Prodigy.Fi: Empowering Onchain Strategies
While Cboe’s Continuous Futures bring regulated sophistication to crypto derivatives, platforms like Prodigy.Fi are pushing the boundaries of what’s possible in decentralised environments. As a fully onchain platform for Dual Currency Investments (DCIs), Prodigy.Fi enables users to lock in fixed yields across any market through a permissionless, non-custodial vault marketplace. This is not just trading, it is about transforming idle capital into predictable opportunities amid volatility.
In the context of Cboe’s launch, Prodigy.Fi complements regulated futures by offering DeFi-native alternatives. While Continuous Futures provide long-term exposure through centralised clearing, Prodigy.Fi’s vaults enable similar perpetual-style accumulation onchain.

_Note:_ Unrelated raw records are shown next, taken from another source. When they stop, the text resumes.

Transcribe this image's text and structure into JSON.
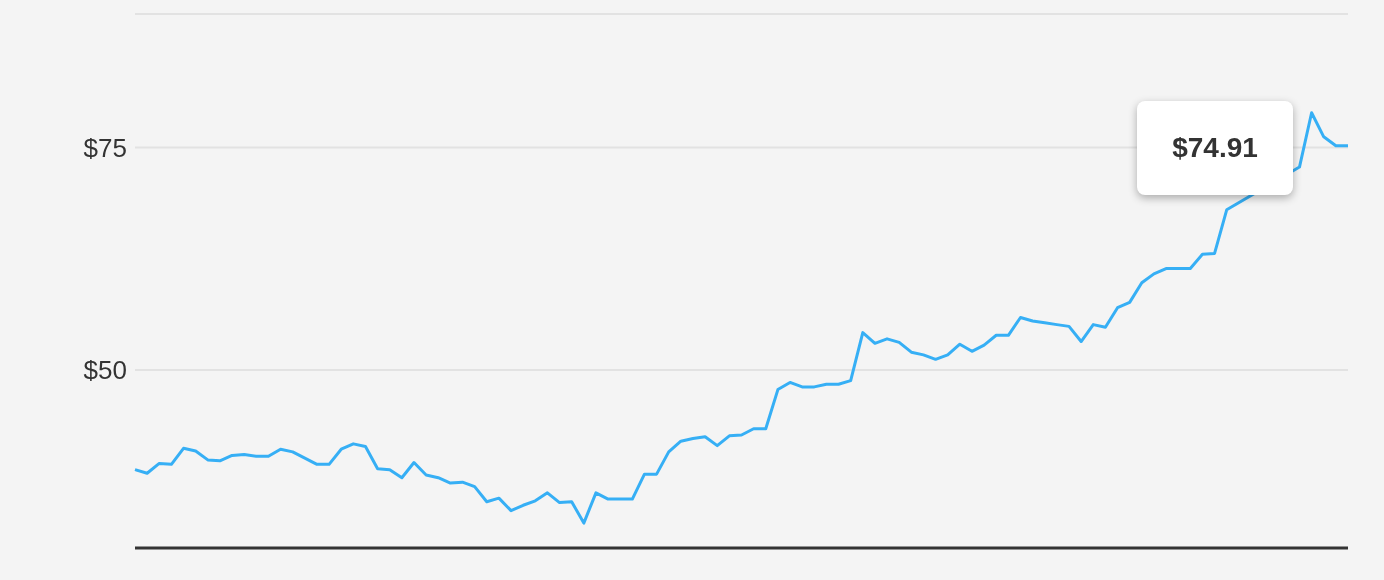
{
  "chart_data": {
    "type": "line",
    "categories": [
      null,
      null,
      null,
      null,
      null,
      null,
      null,
      null,
      null,
      null,
      null,
      null,
      null,
      null,
      null,
      null,
      null,
      null,
      null,
      null,
      null,
      null,
      null,
      null,
      null,
      null,
      null,
      null,
      null,
      null,
      null,
      null,
      null,
      null,
      null,
      null,
      null,
      null,
      null,
      null,
      null,
      null,
      null,
      null,
      null,
      null,
      null,
      null,
      null,
      null,
      null,
      null,
      null,
      null,
      null,
      null,
      null,
      null,
      null,
      null,
      null,
      null,
      null,
      null,
      null,
      null,
      null,
      null,
      null,
      null,
      null,
      null,
      null,
      null,
      null,
      null,
      null,
      null,
      null,
      null,
      null,
      null,
      null,
      null,
      null,
      null,
      null,
      null,
      null,
      null,
      null,
      null,
      null,
      null,
      null,
      null,
      null,
      null,
      null,
      null,
      null
    ],
    "values": [
      38.8,
      38.4,
      39.5,
      39.4,
      41.2,
      40.9,
      39.9,
      39.8,
      40.4,
      40.5,
      40.3,
      40.3,
      41.1,
      40.8,
      40.1,
      39.4,
      39.4,
      41.1,
      41.7,
      41.4,
      38.9,
      38.8,
      37.9,
      39.6,
      38.2,
      37.9,
      37.3,
      37.4,
      36.9,
      35.2,
      35.6,
      34.2,
      34.8,
      35.3,
      36.2,
      35.1,
      35.2,
      32.8,
      36.2,
      35.5,
      35.5,
      35.5,
      38.3,
      38.3,
      40.8,
      42.0,
      42.3,
      42.5,
      41.5,
      42.6,
      42.7,
      43.4,
      43.4,
      47.8,
      48.6,
      48.1,
      48.1,
      48.4,
      48.4,
      48.8,
      54.2,
      53.0,
      53.5,
      53.1,
      52.0,
      51.7,
      51.2,
      51.7,
      52.9,
      52.1,
      52.8,
      53.9,
      53.9,
      55.9,
      55.5,
      55.3,
      55.1,
      54.9,
      53.2,
      55.1,
      54.8,
      57.0,
      57.6,
      59.8,
      60.8,
      61.4,
      61.4,
      61.4,
      63.0,
      63.1,
      68.0,
      null,
      null,
      null,
      null,
      null,
      72.8,
      78.9,
      76.2,
      75.2,
      75.2
    ],
    "color": "#36aff5",
    "ylim": [
      30,
      90
    ],
    "yticks": [
      {
        "value": 50,
        "label": "$50"
      },
      {
        "value": 75,
        "label": "$75"
      }
    ],
    "grid": "y",
    "annotations": [
      "$74.91"
    ]
  }
}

Consider a scenario: An institutional investor holds a 10-year Bitcoin Continuous Future for hedging. To optimise idle collateral, they subscribe to a Prodigy.Fi DCI vault, earning fixed yields while positioning for BTC accumulation below spot. Settlement occurs automatically via smart contracts, with no rollover fees or funding rate surprises beyond transparent mechanics. Moreover, with our upcoming strategy pools, they could also allocate into longer-term, actively managed vaults, removing the need to monitor or roll positions frequently. This fusion exemplifies how regulated innovations like Cboe’s can coexist with DeFi’s permissionless innovation.
The Future of Crypto Exposure: Convergence and Opportunity
Cboe’s Continuous Futures mark a pivotal moment, blending the appeal of perpetual trading with US regulatory guardrails. By 10 November 2025, they could unlock trillions in demand, fostering deeper liquidity and broader participation. Yet, as we witness this TradFi-DeFi convergence, the true power may just lie in hybrid ecosystems.
Looking ahead, we could possibly expect more of such integrations where regulated exchanges provide the foundation and DeFi platforms add layers of customisation and efficiency. For users, this means greater choice, whether through Cboe’s intermediated futures or Prodigy.Fi’s non-custodial vaults.